A travel web series that explores how Indigenous cuisine can be a path to reconciliation across Canada has its premiere tonight.
Red Chef Revival features three chefs, each travelling to different Indigenous communities across the country, to learn about the culinary methods unique to each community’s traditions.
Filmmakers of the series say it’s styled after the programs hosted by the late Anthony Bourdain, mixed with samplings of Chef’s Table, a Netflix documentary style series, which profiles world renowned chefs and their unique culinary styles.
“When sharing food you’re inviting people to sit down and have conversations where there’s no judgments,” Algonquin chef Cezin Nottaway told CBC.
Nottaway joins Rich Francis and Shane Chartrand as co-hosts of the series. Each will be featured in two episodes as they travel to Indigenous communities across Canada to experience traditional cuisine.
Beaver tail, seal and cougar are just some of the ingredients to be sampled as the chefs explore and share their own discoveries and traditional stories with viewers.

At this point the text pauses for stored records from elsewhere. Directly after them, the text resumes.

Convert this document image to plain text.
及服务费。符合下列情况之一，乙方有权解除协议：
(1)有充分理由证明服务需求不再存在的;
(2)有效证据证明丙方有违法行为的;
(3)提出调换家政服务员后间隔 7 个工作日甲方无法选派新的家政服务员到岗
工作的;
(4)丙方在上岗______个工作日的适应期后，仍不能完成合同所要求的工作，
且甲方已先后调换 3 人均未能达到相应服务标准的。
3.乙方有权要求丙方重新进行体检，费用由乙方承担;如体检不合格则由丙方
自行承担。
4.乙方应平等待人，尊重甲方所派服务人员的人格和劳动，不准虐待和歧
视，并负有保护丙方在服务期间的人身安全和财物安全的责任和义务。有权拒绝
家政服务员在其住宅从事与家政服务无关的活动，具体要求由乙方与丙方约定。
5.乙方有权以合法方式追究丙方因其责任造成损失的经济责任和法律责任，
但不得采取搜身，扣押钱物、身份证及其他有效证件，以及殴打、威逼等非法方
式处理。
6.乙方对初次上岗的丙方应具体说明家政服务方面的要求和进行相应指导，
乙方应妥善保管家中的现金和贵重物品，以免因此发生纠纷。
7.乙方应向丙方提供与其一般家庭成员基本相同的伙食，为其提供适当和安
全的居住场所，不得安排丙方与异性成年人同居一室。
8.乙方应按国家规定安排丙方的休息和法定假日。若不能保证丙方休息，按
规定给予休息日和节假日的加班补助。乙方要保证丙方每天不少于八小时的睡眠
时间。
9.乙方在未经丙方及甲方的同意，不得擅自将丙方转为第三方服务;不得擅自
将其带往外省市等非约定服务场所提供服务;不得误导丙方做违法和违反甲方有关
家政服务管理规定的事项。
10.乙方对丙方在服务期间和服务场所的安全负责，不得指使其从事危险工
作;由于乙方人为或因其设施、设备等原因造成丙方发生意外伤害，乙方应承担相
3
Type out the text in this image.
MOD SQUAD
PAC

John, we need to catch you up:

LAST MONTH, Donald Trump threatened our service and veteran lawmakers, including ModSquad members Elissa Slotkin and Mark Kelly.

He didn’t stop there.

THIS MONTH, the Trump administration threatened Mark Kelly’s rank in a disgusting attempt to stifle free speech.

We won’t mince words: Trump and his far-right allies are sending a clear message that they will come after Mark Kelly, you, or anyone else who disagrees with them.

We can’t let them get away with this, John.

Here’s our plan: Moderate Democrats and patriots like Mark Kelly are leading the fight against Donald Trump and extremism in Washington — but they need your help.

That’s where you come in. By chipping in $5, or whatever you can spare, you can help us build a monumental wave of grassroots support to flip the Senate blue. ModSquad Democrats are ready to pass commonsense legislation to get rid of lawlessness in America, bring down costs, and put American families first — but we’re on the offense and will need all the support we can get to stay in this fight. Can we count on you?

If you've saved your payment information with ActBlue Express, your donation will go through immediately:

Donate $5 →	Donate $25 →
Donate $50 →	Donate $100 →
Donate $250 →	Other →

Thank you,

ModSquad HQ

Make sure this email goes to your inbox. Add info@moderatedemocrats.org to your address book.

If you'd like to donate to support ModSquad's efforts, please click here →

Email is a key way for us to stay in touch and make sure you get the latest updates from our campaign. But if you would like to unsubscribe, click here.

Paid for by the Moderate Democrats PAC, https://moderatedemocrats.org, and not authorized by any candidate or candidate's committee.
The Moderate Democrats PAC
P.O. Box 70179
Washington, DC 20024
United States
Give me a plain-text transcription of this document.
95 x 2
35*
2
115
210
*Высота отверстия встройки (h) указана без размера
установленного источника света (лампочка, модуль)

‘We’ve always lived off the land’
Nottaway grew up cooking in the bush of Parc de la Verendrye, Que., snaring rabbits, hunting moose and fishing with her family until she was about 13 years old.
She says she was lucky to grow up with traditional knowledge and knowledge of the land she came from, which helped her gain perspective as to who she was as an Anishinaabe person.
After seeing Nottaway being featured in the New York Times for her culinary prowess, flimmaker Ryan Mah reached out to her to pitch the idea for Red Chef Revival and ask whether she was interested in joining the team.
She agreed and says that filming the series was a life-changing experience because it came at a point in her career where she was questioning whether she wanted to remain in the culinary world.
The pressure of running her business, Wawatay Catering, was weighing on her both physically and mentally, but travelling to the west side of the country gave Nottaway time to reflect on her choices. She soon realized she was right on track.
“I’ve experienced some situations where people were offended about me eating like a beaver, and I’m like, ‘Dude, my ancestors lived off this,'” Nottaway said.
“I hope that viewers will learn that we as Anishinaabe people, we live off the land we’ve always lived off the land and will always live off of it.”
Modern cuisine, old traditions
The idea for Red Chef Revival came while filmmakers Ryan Mah and Dan Berish were filming a segment for Indigenous tourism with chef Rich Francis.
Francis was telling them about his passion to rediscover Indigenous cuisine, and that idea became the impetus for the series.
“There’s not a whole lot online about what defines what Indigenous cuisine. I think that’s why we fell in love with Rich’s story,” Mah said.
The focus on farm-to-table cuisine is trending in the food scene, Berish said, but he recognizes the roots of that go back to older traditions.
“When you think about it, Indigenous cuisine is all of those things,” Berish said. “So for us it’s really just about giving Indigenous cuisine its proper place in the Canadian food scene.”
Red Chef Revival, created in partnership with Telus STORYHIVE, will be available on the STORYHIVE YouTube page after the premiere, with a new episode being posted each week.